To assess the effectiveness of the LLM in PII masking, organizations can:

• Use Levenshtein Distance: This metric measures the difference between the expected masked text and the LLM’s output, providing a quantitative evaluation of accuracy.
• Iteratively Refine Prompts: By analyzing low-scoring examples, prompts can be adjusted to improve performance, squeezing more accuracy from the LLM. We noticed a significant improvement in accuracy when we prompted the LLM to redact Crypto Wallet addresses and hash keys.
• Sample Testing: Conduct tests on random samples (e.g., 100 rows) to gauge the model’s efficiency and reliability.
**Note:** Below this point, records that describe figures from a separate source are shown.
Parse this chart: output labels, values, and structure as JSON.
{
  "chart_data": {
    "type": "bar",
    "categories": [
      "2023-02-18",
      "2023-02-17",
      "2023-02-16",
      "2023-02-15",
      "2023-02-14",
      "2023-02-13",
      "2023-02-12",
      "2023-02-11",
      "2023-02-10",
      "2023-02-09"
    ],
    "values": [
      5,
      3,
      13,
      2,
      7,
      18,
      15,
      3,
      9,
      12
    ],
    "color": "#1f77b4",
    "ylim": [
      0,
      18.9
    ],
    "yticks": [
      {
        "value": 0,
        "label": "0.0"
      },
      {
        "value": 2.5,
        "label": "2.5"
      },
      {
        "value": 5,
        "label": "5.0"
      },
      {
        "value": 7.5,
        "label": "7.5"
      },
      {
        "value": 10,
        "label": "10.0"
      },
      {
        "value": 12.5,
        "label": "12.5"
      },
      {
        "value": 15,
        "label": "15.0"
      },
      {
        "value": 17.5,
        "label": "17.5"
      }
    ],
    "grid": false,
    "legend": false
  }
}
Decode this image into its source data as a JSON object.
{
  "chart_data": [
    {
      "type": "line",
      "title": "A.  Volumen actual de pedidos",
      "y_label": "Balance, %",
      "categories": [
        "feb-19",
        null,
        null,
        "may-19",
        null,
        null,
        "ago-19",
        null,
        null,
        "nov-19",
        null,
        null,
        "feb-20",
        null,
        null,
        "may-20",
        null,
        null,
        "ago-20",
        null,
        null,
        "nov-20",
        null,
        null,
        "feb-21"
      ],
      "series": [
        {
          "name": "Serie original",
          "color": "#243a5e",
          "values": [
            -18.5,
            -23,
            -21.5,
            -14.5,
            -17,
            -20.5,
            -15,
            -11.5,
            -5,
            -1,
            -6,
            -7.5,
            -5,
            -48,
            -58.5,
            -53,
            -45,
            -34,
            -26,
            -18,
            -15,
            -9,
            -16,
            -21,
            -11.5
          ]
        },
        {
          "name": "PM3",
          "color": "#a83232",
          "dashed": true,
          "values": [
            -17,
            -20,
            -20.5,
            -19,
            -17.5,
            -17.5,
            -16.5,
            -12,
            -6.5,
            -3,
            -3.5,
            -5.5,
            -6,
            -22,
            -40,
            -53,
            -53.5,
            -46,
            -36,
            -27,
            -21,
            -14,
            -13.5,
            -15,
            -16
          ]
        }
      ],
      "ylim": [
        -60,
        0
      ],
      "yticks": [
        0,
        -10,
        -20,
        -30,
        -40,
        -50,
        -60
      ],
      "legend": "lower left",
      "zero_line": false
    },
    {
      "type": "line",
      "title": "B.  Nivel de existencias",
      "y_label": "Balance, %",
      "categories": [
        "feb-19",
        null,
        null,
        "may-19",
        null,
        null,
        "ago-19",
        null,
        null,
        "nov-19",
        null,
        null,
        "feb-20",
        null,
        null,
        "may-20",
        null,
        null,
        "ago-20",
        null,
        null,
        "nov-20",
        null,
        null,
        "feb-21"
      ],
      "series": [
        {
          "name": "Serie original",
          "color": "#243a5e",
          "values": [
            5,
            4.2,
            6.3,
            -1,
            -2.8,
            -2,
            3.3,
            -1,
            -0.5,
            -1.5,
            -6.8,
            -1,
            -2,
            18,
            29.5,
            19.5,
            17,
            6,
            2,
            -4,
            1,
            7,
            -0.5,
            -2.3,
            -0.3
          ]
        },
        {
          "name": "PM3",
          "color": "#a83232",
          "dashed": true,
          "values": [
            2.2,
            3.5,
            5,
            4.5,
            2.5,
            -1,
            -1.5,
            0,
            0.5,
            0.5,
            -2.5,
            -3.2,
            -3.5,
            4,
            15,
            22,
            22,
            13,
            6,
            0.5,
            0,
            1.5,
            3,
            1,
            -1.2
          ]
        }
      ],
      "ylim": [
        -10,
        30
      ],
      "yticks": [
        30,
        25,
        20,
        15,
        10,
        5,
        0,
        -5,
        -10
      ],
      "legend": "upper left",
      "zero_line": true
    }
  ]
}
Below is the similarity distribution between expected output vs actual output for the LLM based PII model on a sample.

Benefits and Limitations

• Quick Turnaround: LLMs can process and mask large volumes of data rapidly, enhancing operational efficiency.
• Low Effort: Minimal manual intervention is required, freeing up resources for other critical tasks.
• Adaptability: LLMs stay effective even as definitions of PII evolve, without the need for retraining.

• Exception Handling: Despite structured outputs, LLMs may produce unexpected results, necessitating additional exception handling mechanisms.
• Output Variability: LLMs can generate different outputs for the same input due to their stochastic nature. Consistency strategies need to be in place.

Data privacy is non-negotiable, especially when dealing with sensitive information. We strongly recommend performing PII masking using local LLMs to ensure data does not leave your secure environment. Guardgen.AI offers a solution that allows you to run LLMs securely within your infrastructure. Our platform facilitates PII masking and other generative AI solutions with ease and confidence.

• Secure Deployment: Keep your data in-house with on-premise LLM deployment.
• Scalable Solutions: Adapt to growing data needs without compromising on performance.
• Expert Support: Leverage our expertise to integrate LLMs seamlessly into your workflows.

Implementing PII masking with Large Language Models presents a significant opportunity for organizations to enhance data privacy while reducing operational costs and effort. By embracing this innovative approach, CXOs can ensure their organizations remain compliant with evolving privacy regulations and protect sensitive information effectively.